TVH wanted to take this partnership to another level: they were looking for a way to even better support their customers in the preparation of similar large events that take months and hundreds of people to build. This is where Clockwork entered the stage: together with TVH and its customers we built a digital planning platform for construction vehicles.


I collaborated with TVH for about a year. In that time I started out as part of a proof of concept task-force and eventually managed a 4-person UX team, amongst other responsibilities:

Design philosophy
Project & team management
UX coaching & UX Guild
Workshop templates & facilitation
Conceptual design
Interaction design & wireframing
User testing
Development support



TVH is one of the leading players in industrial renting: they sell, rent and repair all kinds of construction vehicles. Forklifts, boom lifts, scissor lifts… you name it, they’ve got it.

TVH is still very much a family-owned business, albeit one that operates on a global scale: currently they’re active in 19 countries and employ more than 5400 people world-wide.



TVH's digital planning platform was part of a larger, company-wide change: a full-blown digital transformation. They had always leveraged technology to maximise their own efficiency, but now TVH was looking into how a more digital service offering could help them to stay ahead of the competition. A service offering focused on 'connected', 'data' and 'automation'.

This transformation had a much wider impact than only on a technical level. Monolithic architecture had to make way for micro services and their waterfall business analysis would also have to evolve into a user-centred methodology.


Proof Of Concept approach



Before we implemented the new way of working in a customer-facing project, we first had to prove it would actually work for TVH. So we demonstrated the power of a cross-functional team (inspired by Spotify’s model) to develop meaningful, innovative products driven by actual user needs in a proof of concept. 

After successfully releasing the first version of the POC’s employee app a dedicated product team took over and we moved on to the next challenge. Translating the approach to a larger team and a larger scope: Tomorrowland.


Full analysis approach



The goal was to release a product that would help TVH and Tomorrowland to collaborate during the (sometimes hectic) construction of the next edition of the festival. So time was of the essence.

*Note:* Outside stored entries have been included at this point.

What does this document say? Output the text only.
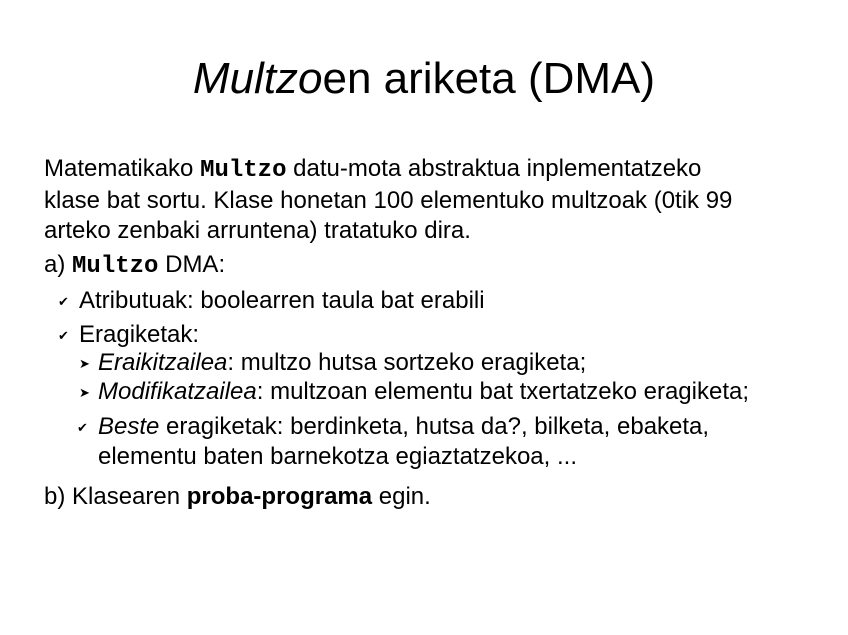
Multzoen ariketa (DMA)
Matematikako Multzo datu-mota abstraktua inplementatzeko
klase bat sortu. Klase honetan 100 elementuko multzoak (0tik 99
arteko zenbaki arruntena) tratatuko dira.
a) Multzo DMA:
✔ Atributuak: boolearren taula bat erabili
✔ Eragiketak:
➤ Eraikitzailea: multzo hutsa sortzeko eragiketa;
➤ Modifikatzailea: multzoan elementu bat txertatzeko eragiketa;
✔ Beste eragiketak: berdinketa, hutsa da?, bilketa, ebaketa,
elementu baten barnekotza egiaztatzekoa, ...
b) Klasearen proba-programa egin.
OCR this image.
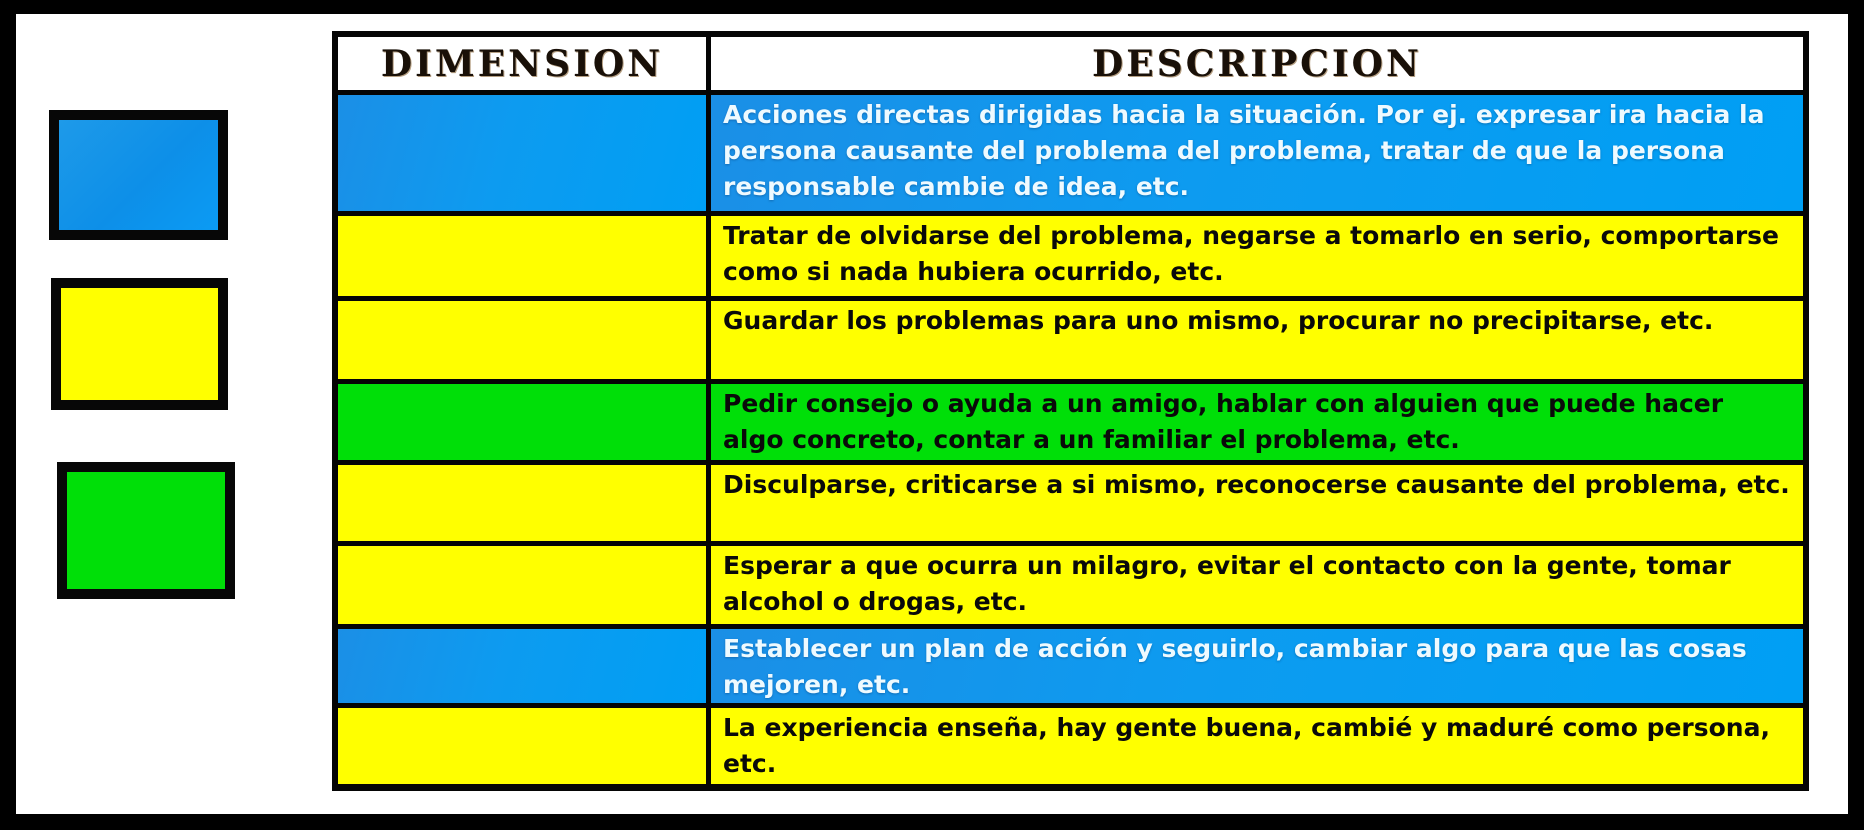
DIMENSION	DESCRIPCION
Acciones directas dirigidas hacia la situación. Por ej. expresar ira hacia la persona causante del problema del problema, tratar de que la persona responsable cambie de idea, etc.
Tratar de olvidarse del problema, negarse a tomarlo en serio, comportarse como si nada hubiera ocurrido, etc.
Guardar los problemas para uno mismo, procurar no precipitarse, etc.
Pedir consejo o ayuda a un amigo, hablar con alguien que puede hacer algo concreto, contar a un familiar el problema, etc.
Disculparse, criticarse a si mismo, reconocerse causante del problema, etc.
Esperar a que ocurra un milagro, evitar el contacto con la gente, tomar alcohol o drogas, etc.
Establecer un plan de acción y seguirlo, cambiar algo para que las cosas mejoren, etc.
La experiencia enseña, hay gente buena, cambié y maduré como persona, etc.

In order to hit the ground running and quickly work towards a vision of what this product might be, we organised a designsprint with TVH and Tomorrowland. This helped us to dive into the context and generate a long-term vision for a planning platform in just a week time. We would use this long-term vision as a frame of reference for every feature-decision throughout the project ensured consistency.



A long-term vision is one thing, but there was only one way to make sure that the planning tool would actually launch with the right feature set: talking to the people who would be actively using it. A product that would slow down construction was not an option!

So in every step of designing the first version of the planner, we met up with Tomorrowland's material handlers. We ran them through wireframes & prototypes and asked them one crucial question: "Will you be able to do your job... even better?"



Throughout the entire design process we didn't just involve the end-users, but also the development team. The development leads were part of every important design meeting, including the design sprint and user testing sessions. It was their job to safeguard the technical feasibility and inspire the design team with new technology , but even more importantly this made sure that they were kept informed.


Although this might sound like it would slow down the project, the opposite is true. Because they were part of discussions and knew about the reasoning behind features and their impact on user needs, we were all on the same page. Even before the start of development.

This proved crucial to release the first version of the tool in just 4 months, ready to be used for the 2017 edition of Tomorrowland.